The list ends with many items worth 0,0,0. These are all errors given that the prompt asks for things that have value, but some of them are less wrong than others. You can have a look at the JSON linked above if you’re interested in the prompts for each entry.
Conclusion
I didn’t end up making any plots, which had been my initial goal, because it was more fun to play around with the model and try to understand its outputs. The quality of the data is, to say it bluntly, garbage – even though on first glance it’s impressive that the whole pipeline worked so smoothly at all.
I did actually make attempts at engineering the prompt away from the errors I was seeing, like trying to exclude items of zero value, or returning “nothing” or other placeholder responses if the model wasn’t sufficiently “sure”. This mostly broke the outputs, though, instead of improving the responses.
Humans also make mistakes, but they mostly do so in predictable or understandable ways. The model, however, sometimes returns sensible results, or complete nonsense, without a means to easily discern those. In practice, I would have to hand check each entry to see if it was correct, saving me essentially no time. The only real time saver for a human in this scenario is the automated extraction of snippets, which is a classic task that dumb computers are good at.

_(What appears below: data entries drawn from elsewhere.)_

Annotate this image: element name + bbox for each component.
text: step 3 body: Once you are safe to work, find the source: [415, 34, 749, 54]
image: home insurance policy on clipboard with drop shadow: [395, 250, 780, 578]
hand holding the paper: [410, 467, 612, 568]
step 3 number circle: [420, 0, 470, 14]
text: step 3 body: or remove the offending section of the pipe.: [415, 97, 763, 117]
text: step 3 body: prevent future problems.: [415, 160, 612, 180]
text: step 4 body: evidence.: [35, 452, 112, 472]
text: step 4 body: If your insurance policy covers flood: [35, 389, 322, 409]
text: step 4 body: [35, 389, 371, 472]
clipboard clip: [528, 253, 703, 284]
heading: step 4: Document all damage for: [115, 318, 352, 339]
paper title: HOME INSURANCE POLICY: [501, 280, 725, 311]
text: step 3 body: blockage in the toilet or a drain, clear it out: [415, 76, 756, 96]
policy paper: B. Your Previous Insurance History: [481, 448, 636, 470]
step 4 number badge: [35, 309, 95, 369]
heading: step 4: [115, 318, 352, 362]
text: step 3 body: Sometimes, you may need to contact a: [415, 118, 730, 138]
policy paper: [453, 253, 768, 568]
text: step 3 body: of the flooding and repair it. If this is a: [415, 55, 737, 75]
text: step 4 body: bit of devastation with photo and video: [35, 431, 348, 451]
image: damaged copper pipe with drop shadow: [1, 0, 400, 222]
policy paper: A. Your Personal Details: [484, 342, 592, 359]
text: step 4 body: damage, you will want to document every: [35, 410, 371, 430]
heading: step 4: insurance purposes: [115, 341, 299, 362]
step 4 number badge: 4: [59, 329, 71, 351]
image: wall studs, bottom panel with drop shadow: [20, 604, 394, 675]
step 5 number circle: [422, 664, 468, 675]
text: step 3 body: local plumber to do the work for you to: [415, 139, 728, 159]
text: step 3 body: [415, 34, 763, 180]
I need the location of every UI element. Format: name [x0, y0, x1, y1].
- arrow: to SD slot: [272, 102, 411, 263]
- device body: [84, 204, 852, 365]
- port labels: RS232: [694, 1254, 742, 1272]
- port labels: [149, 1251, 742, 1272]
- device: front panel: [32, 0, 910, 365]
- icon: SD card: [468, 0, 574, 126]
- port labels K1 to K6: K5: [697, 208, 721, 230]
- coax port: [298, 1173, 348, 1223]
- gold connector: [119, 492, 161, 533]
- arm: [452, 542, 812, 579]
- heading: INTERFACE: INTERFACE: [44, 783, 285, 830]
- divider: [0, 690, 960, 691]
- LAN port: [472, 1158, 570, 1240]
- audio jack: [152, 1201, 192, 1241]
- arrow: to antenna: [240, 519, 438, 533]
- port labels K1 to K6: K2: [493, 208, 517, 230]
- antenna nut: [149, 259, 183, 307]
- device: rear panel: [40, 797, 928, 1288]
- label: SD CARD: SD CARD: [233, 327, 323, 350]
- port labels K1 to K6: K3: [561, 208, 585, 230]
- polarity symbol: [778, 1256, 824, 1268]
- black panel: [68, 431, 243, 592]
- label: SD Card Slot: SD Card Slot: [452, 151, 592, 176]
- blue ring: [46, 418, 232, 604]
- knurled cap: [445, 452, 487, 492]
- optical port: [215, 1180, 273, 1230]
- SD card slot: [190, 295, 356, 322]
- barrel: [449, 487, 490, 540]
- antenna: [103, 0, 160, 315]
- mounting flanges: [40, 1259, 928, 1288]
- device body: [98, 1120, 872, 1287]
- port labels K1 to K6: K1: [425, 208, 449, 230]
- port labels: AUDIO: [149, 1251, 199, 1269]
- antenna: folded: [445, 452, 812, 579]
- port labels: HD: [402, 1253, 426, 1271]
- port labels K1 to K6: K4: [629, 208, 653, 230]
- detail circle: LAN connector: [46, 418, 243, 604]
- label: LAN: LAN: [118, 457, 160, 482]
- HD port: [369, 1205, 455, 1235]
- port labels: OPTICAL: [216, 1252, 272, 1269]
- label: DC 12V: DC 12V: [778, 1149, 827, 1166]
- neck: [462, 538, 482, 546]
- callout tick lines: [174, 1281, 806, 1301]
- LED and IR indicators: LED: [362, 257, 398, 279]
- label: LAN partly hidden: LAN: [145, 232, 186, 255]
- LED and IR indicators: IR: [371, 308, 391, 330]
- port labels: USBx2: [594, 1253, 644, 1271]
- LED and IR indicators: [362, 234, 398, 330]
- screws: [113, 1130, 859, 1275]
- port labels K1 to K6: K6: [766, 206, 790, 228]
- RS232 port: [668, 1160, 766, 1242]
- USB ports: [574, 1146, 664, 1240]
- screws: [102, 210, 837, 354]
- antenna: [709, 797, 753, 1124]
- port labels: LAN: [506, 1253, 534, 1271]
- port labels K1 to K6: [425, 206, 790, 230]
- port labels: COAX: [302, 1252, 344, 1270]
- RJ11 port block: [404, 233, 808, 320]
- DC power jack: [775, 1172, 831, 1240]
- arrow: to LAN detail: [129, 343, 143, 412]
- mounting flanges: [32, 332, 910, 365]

I don’t really think the prompt left much room for interpretation (for a human), so the question is, if the prompt could be improved somehow, how do we know in which direction to go? This amounts to trial and error, essentially. Just because some test outputs look better with a changed prompt, that doesn’t mean that the model suddenly “understands” better. It just means that the pattern it outputs matches the pattern we expect more, but the reason for that is entirely opaque. You can’t ask the model to “show its work” or “explain its reasoning” (yet).
To me, this little excursion proved again what many online discussions of AI language tools like GitHub Copilot already concluded. The output of such models can look convincing on first glance, and by chance, it can be indistinguishable from that of a human. But you cannot know when it will fail, and in what way. It cannot ask for clarification if it is unsure, it cannot mark passages for review or step outside the box of its prompt in any other way. It will just happily output response after response, with the human operator being fully responsible if they continue working with the result. For code generation, it might be valuable to generate “plausible-looking options” for a human to take inspiration from. For the specific task discussed here, even if it’s rather simple, there’s no benefit at all in employing the model. Therefore, I remain very sceptical what the future will bring, especially because of such language models’ ability to output plausible-looking, but completely false output. The models are great at fooling humans into thinking their output is meaningful, because its structure looks correct. But it requires going beyond the structure of the text, and into the meaning, which is the real challenge here. It remains to be seen if even larger models will suddenly cross that gap in the coming years, or if they remain what this one is, a novelty toy that inspires thought, but doesn’t replace it.